What is the angle bisector of a triangle? To this question, a well-known saying breaks out of the tongue of some people: "This is a rat running around the corners and dividing the corner in half." If the answer is supposed to be "with humor", then perhaps it is correct. But from a scientific point of view, the answer to this question should have sounded something like this: "This is a ray starting at the top of the corner and dividing the latter into two equal parts." In geometry, this figure is also perceived as a segment of the bisector until it intersects with the opposite side of the triangle. This is not an erroneous opinion. What else is known about the angle bisector, besides its definition?
Like any locus of points, it has its own characteristics. The first of them is rather not even a sign, but a theorem that can be briefly expressed as follows: "If the bisector divides the opposite side into two parts, then their ratio will correspond to the ratio of the sides of the largetriangle".
The second property it has: the intersection point of the bisectors of all angles is called the incenter.

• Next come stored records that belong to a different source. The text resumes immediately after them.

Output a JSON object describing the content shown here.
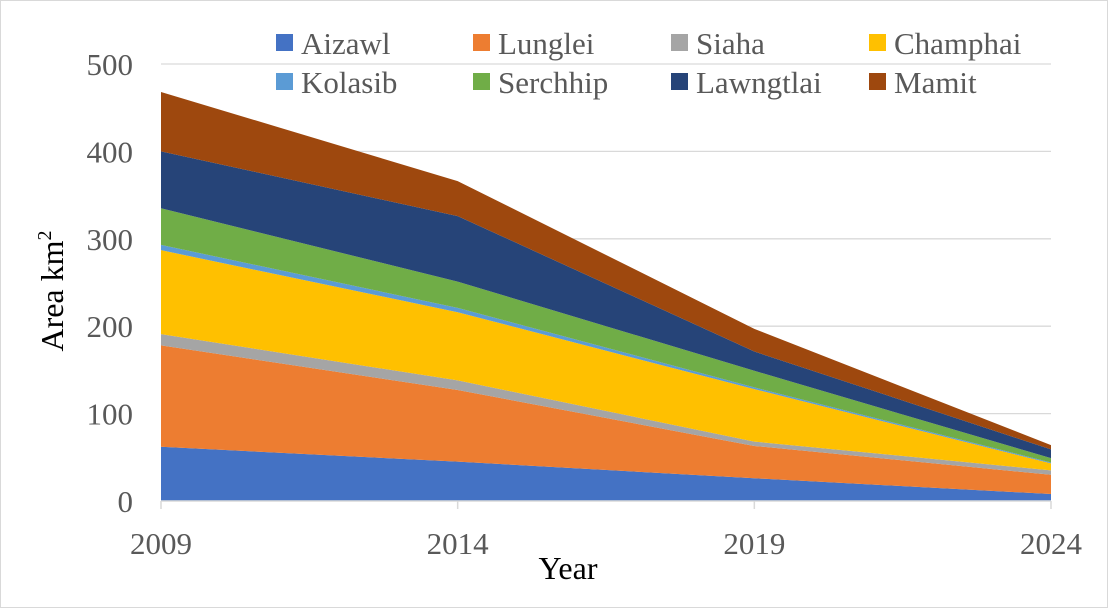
{
  "chart_data": {
    "type": "area",
    "stacked": true,
    "title": "",
    "xlabel": "Year",
    "ylabel": "Area km",
    "ylabel_superscript": "2",
    "x": [
      "2009",
      "2014",
      "2019",
      "2024"
    ],
    "yticks": [
      "0",
      "100",
      "200",
      "300",
      "400",
      "500"
    ],
    "ylim": [
      0,
      500
    ],
    "grid": true,
    "legend_position": "top",
    "series": [
      {
        "name": "Aizawl",
        "color": "#4472C4",
        "values": [
          62,
          45,
          26,
          8
        ]
      },
      {
        "name": "Lunglei",
        "color": "#ED7D31",
        "values": [
          116,
          82,
          37,
          22
        ]
      },
      {
        "name": "Siaha",
        "color": "#A5A5A5",
        "values": [
          13,
          11,
          5,
          5
        ]
      },
      {
        "name": "Champhai",
        "color": "#FFC000",
        "values": [
          96,
          78,
          60,
          8
        ]
      },
      {
        "name": "Kolasib",
        "color": "#5B9BD5",
        "values": [
          6,
          5,
          2,
          1
        ]
      },
      {
        "name": "Serchhip",
        "color": "#70AD47",
        "values": [
          42,
          30,
          19,
          5
        ]
      },
      {
        "name": "Lawngtlai",
        "color": "#264478",
        "values": [
          65,
          75,
          22,
          10
        ]
      },
      {
        "name": "Mamit",
        "color": "#9E480E",
        "values": [
          68,
          40,
          26,
          5
        ]
      }
    ]
  }
}
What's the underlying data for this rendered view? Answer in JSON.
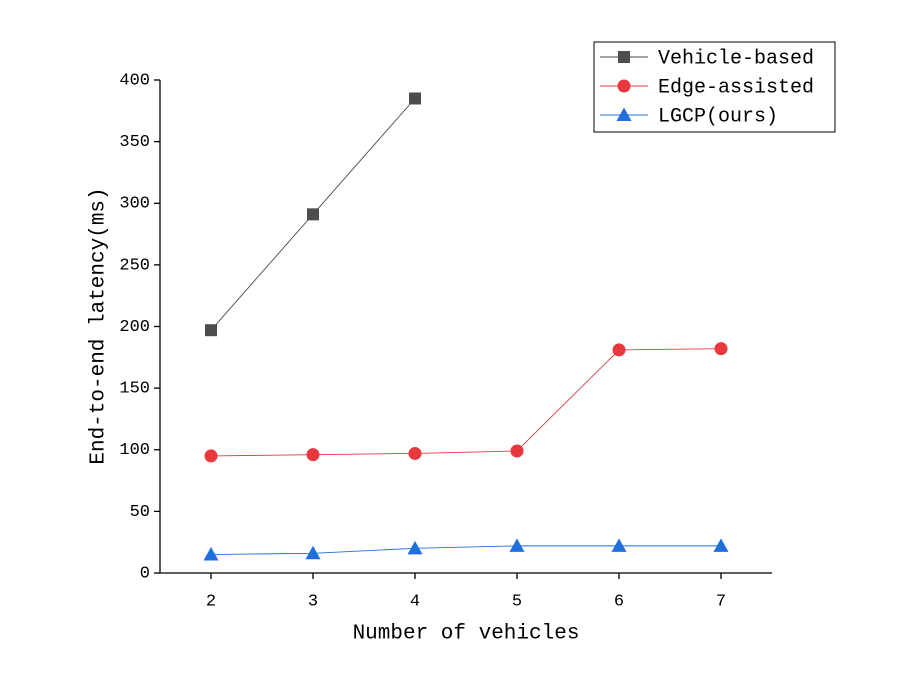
{
  "chart_data": {
    "type": "line",
    "x_label": "Number of vehicles",
    "y_label": "End-to-end latency(ms)",
    "x": [
      2,
      3,
      4,
      5,
      6,
      7
    ],
    "xlim": [
      1.5,
      7.5
    ],
    "xticks": [
      2,
      3,
      4,
      5,
      6,
      7
    ],
    "ylim": [
      0,
      400
    ],
    "yticks": [
      0,
      50,
      100,
      150,
      200,
      250,
      300,
      350,
      400
    ],
    "legend": "upper right",
    "series": [
      {
        "name": "Vehicle-based",
        "color": "#4d4d4d",
        "marker": "square",
        "values": [
          197,
          291,
          385,
          null,
          null,
          null
        ]
      },
      {
        "name": "Edge-assisted",
        "color": "#e8383d",
        "marker": "circle",
        "values": [
          95,
          96,
          97,
          99,
          181,
          182
        ]
      },
      {
        "name": "LGCP(ours)",
        "color": "#1f6fdc",
        "marker": "triangle",
        "values": [
          15,
          16,
          20,
          22,
          22,
          22
        ]
      }
    ]
  }
}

Third sign: the bisectors of one internal and two external angles of a triangle intersect at the center of one of the three inscribed circles in it.
The fourth property of the angle bisector of a triangle is that if each of them is equal, then the last one is isosceles.
The fifth sign also concerns an isosceles triangle and is the main guideline for its recognition in the drawing by bisectors, namely: in an isosceles triangle, it simultaneously acts as a median and height.
The bisector of an angle can be constructed using a compass and straightedge:
The sixth rule says that it is impossible to construct a triangle using the latter only with the available bisectors, just as it is impossible to construct a doubling of a cube, a square of a circle and a trisection of an angle in this way. Strictly speaking, this is all the properties of the angle bisector of a triangle.
If you carefully read the previous paragraph, then perhaps you are interested in one phrase. "What is the trisection of an angle?" - you will surely ask. The trisectrix is a bit similar to the bisector, but if you draw the latter, then the angle will be divided into two equal parts, and when constructing a trisection, intothree. Naturally, the bisector of an angle is easier to remember, because the trisection is not taught at school. But for the sake of completeness, I’ll tell you about her.
A trisector, as I said, cannot be built only with a compass and a ruler, but it can be created using Fujita's rules and some curves: Pascal's snails, quadratrices, Nicomedes' conchoids, conic sections, Archimedes' spirals.
Problems on the trisection of an angle are quite simply solved using nevsis.
In geometry there is a theorem about angle trisectors. It is called the Morley (Morley) theorem. She states that the points of intersection of the trisectors in the middle of each angle will be the vertices of an equilateral triangle.
A small black triangle inside a large one will always be equilateral. This theorem was discovered by British scientist Frank Morley in 1904.
Here's all there is to learn about splitting an angle: the trisector and bisector of an angle always require detailed explanations. But here many definitions that have not yet been disclosed by me were given: Pascal's snail, Nicomedes' conchoid, etc. Make no mistake, more can be written about them.